If you’re carrying the load alone, pause and ask your partner what part they can own—not what they can assist with. Invite them into this space not as a backup, but as an equal.
Why I Do This
Isabelle is 18 now. She’s sharp, creative, and fully aware of how hard she’s worked to live her life on her terms. One day, she said, “Dad, you never make me feel like I’m broken.”
That’s what this is all about.
Not fixing our kids. Not rescuing them.

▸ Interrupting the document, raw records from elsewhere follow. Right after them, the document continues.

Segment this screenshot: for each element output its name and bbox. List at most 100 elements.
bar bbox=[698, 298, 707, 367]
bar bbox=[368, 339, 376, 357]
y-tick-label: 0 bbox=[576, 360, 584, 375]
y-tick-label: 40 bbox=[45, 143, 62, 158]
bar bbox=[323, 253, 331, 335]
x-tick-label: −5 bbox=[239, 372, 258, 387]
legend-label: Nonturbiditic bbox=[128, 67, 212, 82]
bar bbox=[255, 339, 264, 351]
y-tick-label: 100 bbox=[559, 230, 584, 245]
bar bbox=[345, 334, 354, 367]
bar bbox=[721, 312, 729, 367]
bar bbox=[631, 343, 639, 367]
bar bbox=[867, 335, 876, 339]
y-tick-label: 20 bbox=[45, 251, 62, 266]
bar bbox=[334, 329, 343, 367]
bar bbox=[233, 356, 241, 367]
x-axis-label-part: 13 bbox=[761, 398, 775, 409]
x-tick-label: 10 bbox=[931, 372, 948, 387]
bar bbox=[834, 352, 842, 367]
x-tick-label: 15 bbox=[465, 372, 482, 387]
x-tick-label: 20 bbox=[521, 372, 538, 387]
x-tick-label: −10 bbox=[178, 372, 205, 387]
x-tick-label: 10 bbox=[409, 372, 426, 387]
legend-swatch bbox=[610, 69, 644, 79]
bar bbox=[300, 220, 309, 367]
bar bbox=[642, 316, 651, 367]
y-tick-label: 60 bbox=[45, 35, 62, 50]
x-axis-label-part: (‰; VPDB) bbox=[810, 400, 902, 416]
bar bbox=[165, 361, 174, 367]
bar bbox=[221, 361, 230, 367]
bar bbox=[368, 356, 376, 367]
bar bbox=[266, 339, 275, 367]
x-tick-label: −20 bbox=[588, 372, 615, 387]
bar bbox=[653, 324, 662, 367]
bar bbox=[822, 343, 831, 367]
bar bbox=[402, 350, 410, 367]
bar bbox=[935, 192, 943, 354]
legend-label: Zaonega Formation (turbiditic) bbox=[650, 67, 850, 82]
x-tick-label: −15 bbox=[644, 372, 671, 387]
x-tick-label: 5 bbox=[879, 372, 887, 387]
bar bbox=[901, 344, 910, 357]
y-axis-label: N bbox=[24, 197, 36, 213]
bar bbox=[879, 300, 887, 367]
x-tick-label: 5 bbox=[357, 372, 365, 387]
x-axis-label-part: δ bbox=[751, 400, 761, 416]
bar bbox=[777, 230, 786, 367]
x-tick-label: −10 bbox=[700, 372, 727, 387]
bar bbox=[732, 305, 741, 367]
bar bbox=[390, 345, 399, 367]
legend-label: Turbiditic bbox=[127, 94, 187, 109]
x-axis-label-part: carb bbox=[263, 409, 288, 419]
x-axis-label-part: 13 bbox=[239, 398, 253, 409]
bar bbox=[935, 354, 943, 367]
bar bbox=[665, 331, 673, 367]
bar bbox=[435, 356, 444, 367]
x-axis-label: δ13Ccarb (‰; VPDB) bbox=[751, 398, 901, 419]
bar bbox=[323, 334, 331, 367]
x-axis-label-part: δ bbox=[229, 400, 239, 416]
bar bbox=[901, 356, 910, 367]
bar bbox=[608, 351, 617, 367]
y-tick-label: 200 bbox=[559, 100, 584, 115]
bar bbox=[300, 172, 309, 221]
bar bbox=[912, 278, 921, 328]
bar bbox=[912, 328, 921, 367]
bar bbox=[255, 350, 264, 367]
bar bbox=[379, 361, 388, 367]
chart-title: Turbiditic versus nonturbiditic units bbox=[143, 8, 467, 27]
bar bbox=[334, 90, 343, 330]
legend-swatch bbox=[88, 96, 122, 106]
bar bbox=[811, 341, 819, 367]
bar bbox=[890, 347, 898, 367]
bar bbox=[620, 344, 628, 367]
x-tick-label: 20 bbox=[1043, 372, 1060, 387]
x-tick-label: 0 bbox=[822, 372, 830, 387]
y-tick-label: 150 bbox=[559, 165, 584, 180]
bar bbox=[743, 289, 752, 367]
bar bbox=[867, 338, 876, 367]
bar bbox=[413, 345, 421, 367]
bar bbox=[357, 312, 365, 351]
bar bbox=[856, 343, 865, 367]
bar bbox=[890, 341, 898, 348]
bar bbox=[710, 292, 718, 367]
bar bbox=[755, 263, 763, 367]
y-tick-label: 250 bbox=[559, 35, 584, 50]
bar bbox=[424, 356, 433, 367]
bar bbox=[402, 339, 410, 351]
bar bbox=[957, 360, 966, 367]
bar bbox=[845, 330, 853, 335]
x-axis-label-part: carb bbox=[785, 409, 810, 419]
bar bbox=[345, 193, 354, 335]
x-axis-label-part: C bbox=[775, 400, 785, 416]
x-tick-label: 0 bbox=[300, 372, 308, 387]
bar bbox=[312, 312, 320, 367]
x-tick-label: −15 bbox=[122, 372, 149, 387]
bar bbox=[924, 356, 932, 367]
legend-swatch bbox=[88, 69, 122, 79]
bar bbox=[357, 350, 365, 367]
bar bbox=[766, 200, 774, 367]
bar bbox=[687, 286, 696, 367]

But walking beside them—fighting like hell to make sure they’re seen, heard, and valued.
So to every dad out there wondering if you’ve got what it takes—you do.
To every mom trying to carry it all—you don’t have to.
To every family feeling isolated—there are connections waiting for you, even at 2 a.m.
About the Author
Rob Harris is a certified IEP Facilitator, technology expert, and national advocate for blind and visually impaired youth. A father of three and full-time caregiver to his daughter Isabelle, Rob brings lived experience and systems-level expertise to every table he joins. He serves as a Parent Advisor for APH FamilyConnect, an Ambassador with Parent to Parent Colorado, and a tireless champion for family-centered special education, accessibility, and Medicaid navigation. Rob and his wife Susan, a registered nurse, live in Colorado where they raise their family and push for the change they want to see.